About the Z Test for a Proportion
A z test for a proportion checks one sample result against a claimed population proportion. It is useful when the outcome has two categories. Examples include pass or fail, yes or no, defect or no defect, and support or opposition.
Why This Test Matters
The test converts the sample difference into a standard z score. That score shows how far the observed sample proportion sits from the null value. The distance is measured in standard errors. A large distance gives stronger evidence against the null hypothesis.
Choosing the Correct Tail
The tail choice should match the research claim. Use a two tailed test when any change matters. Use a right tailed test when the true proportion is expected to be greater. Use a left tailed test when the true proportion is expected to be lower.
Understanding the P Value
The p value measures how unusual the sample result would be if the null claim were true. A small p value means the sample result is unlikely under the null model. When the p value is less than or equal to alpha, the calculator rejects the null hypothesis.
Confidence Intervals
The calculator also reports a confidence interval for the observed proportion. Wilson score is often stable for many sample sizes. Wald is simple, but it can perform poorly near zero or one. Agresti-Coull adds a small adjustment and can be useful for practical reporting.
Assumptions and Checks
This test relies on a normal approximation.

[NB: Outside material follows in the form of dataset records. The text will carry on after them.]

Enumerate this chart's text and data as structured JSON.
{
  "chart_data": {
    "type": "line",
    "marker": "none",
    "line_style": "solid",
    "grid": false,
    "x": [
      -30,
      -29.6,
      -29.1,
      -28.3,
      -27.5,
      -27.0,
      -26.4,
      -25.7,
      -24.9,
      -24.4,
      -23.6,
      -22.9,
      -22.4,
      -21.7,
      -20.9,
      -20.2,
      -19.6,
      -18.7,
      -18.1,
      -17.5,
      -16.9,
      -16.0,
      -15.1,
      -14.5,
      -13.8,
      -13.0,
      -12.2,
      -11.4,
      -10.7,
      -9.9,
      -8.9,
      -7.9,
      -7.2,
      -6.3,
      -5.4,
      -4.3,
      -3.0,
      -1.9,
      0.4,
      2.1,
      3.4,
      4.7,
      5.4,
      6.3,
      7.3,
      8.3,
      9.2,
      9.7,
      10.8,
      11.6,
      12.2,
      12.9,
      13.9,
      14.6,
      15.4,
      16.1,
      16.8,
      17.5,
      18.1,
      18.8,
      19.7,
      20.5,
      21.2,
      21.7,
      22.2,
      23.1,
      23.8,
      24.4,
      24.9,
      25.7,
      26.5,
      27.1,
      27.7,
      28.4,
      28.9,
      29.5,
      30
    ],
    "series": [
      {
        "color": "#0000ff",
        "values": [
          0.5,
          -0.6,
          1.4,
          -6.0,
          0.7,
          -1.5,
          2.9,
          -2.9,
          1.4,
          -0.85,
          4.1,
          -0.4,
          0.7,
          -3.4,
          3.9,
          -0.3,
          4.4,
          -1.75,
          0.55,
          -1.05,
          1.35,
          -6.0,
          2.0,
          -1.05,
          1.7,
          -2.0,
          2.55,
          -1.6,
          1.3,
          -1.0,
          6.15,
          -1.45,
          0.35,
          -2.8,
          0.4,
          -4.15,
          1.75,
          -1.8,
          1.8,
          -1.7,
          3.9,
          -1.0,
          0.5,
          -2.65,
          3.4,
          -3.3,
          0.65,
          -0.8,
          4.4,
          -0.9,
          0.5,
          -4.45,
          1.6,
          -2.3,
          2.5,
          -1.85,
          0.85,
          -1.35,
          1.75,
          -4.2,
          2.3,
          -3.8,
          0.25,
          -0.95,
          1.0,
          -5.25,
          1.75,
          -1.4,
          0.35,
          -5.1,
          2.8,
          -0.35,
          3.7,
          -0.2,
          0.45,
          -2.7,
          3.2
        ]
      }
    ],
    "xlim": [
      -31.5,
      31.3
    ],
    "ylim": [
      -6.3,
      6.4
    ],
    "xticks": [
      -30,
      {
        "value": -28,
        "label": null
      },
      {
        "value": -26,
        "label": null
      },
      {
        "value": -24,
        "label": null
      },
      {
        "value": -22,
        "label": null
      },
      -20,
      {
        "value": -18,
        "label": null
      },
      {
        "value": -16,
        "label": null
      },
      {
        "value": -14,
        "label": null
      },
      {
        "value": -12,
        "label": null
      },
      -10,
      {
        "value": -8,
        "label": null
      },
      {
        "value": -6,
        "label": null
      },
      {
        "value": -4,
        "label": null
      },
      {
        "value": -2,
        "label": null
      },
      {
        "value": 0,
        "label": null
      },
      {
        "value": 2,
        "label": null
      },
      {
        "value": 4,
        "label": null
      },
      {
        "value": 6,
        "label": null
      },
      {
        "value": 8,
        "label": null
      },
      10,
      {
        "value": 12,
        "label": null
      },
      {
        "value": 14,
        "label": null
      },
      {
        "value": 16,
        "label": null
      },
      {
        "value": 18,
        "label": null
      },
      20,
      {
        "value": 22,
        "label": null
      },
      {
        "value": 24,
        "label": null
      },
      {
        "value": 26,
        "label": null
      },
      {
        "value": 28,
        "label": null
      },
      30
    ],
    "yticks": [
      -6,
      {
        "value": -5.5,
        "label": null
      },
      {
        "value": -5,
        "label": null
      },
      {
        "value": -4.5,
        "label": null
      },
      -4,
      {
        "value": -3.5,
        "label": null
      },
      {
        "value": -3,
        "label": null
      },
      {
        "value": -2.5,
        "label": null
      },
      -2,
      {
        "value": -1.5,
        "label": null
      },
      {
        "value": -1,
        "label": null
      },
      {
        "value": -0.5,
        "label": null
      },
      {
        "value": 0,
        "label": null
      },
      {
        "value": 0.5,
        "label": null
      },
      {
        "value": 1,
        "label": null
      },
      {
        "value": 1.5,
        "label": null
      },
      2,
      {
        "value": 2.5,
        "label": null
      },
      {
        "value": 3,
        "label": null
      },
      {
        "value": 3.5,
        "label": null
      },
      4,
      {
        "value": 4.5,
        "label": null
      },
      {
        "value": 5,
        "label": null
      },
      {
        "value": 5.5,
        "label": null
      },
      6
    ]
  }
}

The expected success count and expected failure count should usually be large enough. A common rule requires both values to be at least five. Smaller counts may need an exact binomial method instead.
Practical Use
Researchers use this test for surveys, audits, experiments, product testing, website conversion studies, and quality control. The result should be read with context. Statistical significance does not always mean practical importance. Review the sample proportion, confidence interval, effect size, and sample conditions together.